El día en que ocurrió la peor catástrofe de la historia colombiana, miles de madres sostuvieron las manos de sus hijos por última vez. Alrededor de 8.000 niños, entre más de 23.000 muertos totales, quedaron sepultados por la avalancha que provocaron las 35 millones de toneladas de material volcánico que arrojó el Nevado del Ruíz, el 13 de noviembre de 1985. Hubo un puñado, tal vez cientos de pequeños que sobrevivieron, al igual que sus padres, pero nunca encontraron el camino de vuelta a casa. Son los hijos perdidos de Armero.
Era casi la medianoche cuando Hilda Pedroza vio que “una montaña negra e inmensa” se abalanzaba sobre su barrio. Junto a su hijo Ricardo, de cinco años, corrió por las calles hasta una casa que encontró abierta, en donde intentó trepar al niño al techo para ponerlo a salvo. Ella le agarró la mano al niño y trató de resistir. Una bola de lodo que se le atravesó en la garganta la asfixiaba y un objeto desconocido la golpeó y le partió la pierna. Entre el estremecimiento de su cuerpo y la violencia descomunal de la naturaleza, ella y Ricardo soltaron sus manos.
Flor María Vargas corrió descalza con su bebé de tres meses en los brazos, sus otros tres hijos y su esposo. Detrás de sus pasos escuchaban la avalancha que los perseguía. Corrieron un par de cuadras en la penumbra hasta que ella vio la casa de su cuñada, empujó la puerta y entraron. Su esposo se asomó a la calle y le dijo: “mija, viene de todo”. Parada en el patio, junto a sus cuatro niños, Flor recibió la ola que los envolvió y arrastró a cada uno por su lado.
María Gladys Primo corrió junto a su esposo, su hermano y sus hijos Nubia, de 6 años, y Jesús, de 7. Intentaron salir del pueblo, pero llegaron hasta la carrera 12, donde la primera avalancha ya arrastraba los carros. Vieron que se precipitaba sobre ellos “una ola negra, bufando”, y buscaron resguardo en un segundo piso.
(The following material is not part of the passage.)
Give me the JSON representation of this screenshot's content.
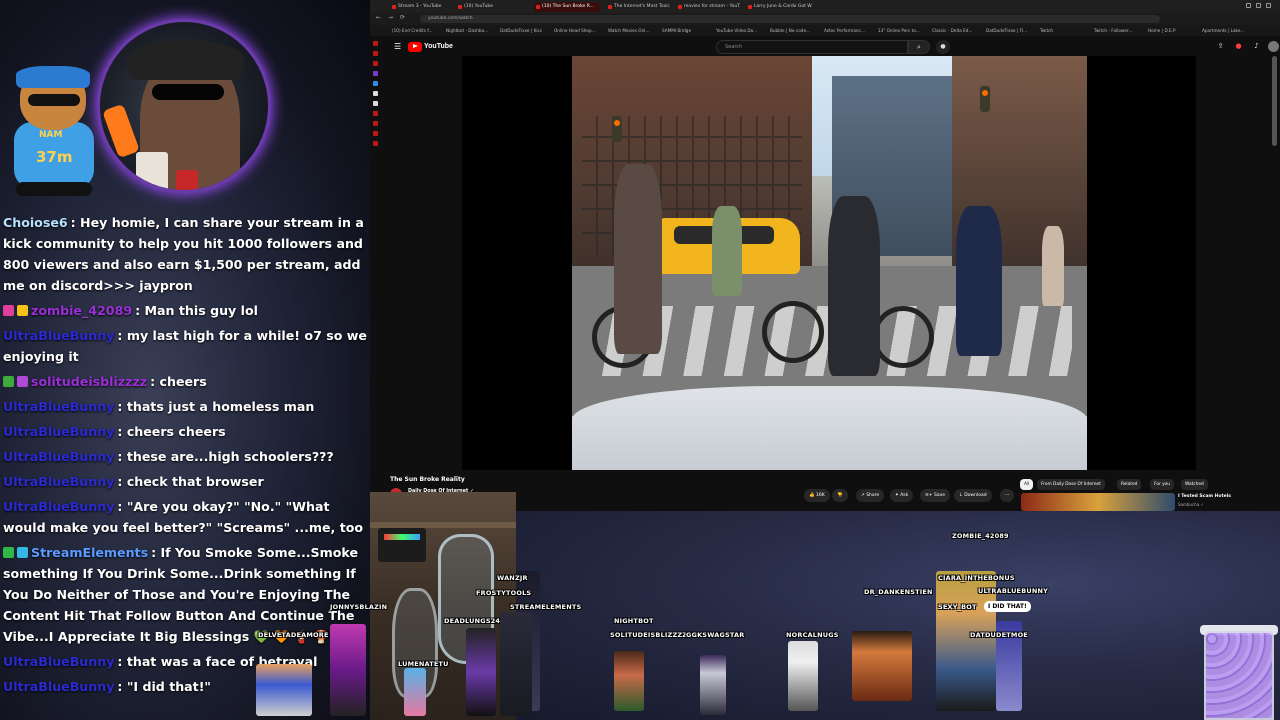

Su hermano Jorge agarró a los niños y ella se sujetó de la mano de su esposo. La avalancha arrastró la casa con ellos adentro. “Comenzó a molernos como caña. Yo salía y me hundía y volvía a salir y me hundía”. Así fue como perdió a sus niños.
Ninguna de estas sobrevivientes se ha reencontrado con sus hijos. Pero todas creen que los volvieron a ver. Hilda Pedroza reconoció a Ricardo en un noticiero de televisión. Y recibió más indicios de que es un sobreviviente. Días después de la catástrofe, las emisoras locales solían abrir espacios a los armeritas que buscaban a sus seres queridos. En una de esas transmisiones desde Cambao, pueblo vecino de Armero, un hombre que se identificó como Policarpo dijo : “Don Jaime Cárdenas, yo tengo a su hijo Ricardo Andrés. Está bien”. Varios miembros de la familia escucharon el mismo mensaje.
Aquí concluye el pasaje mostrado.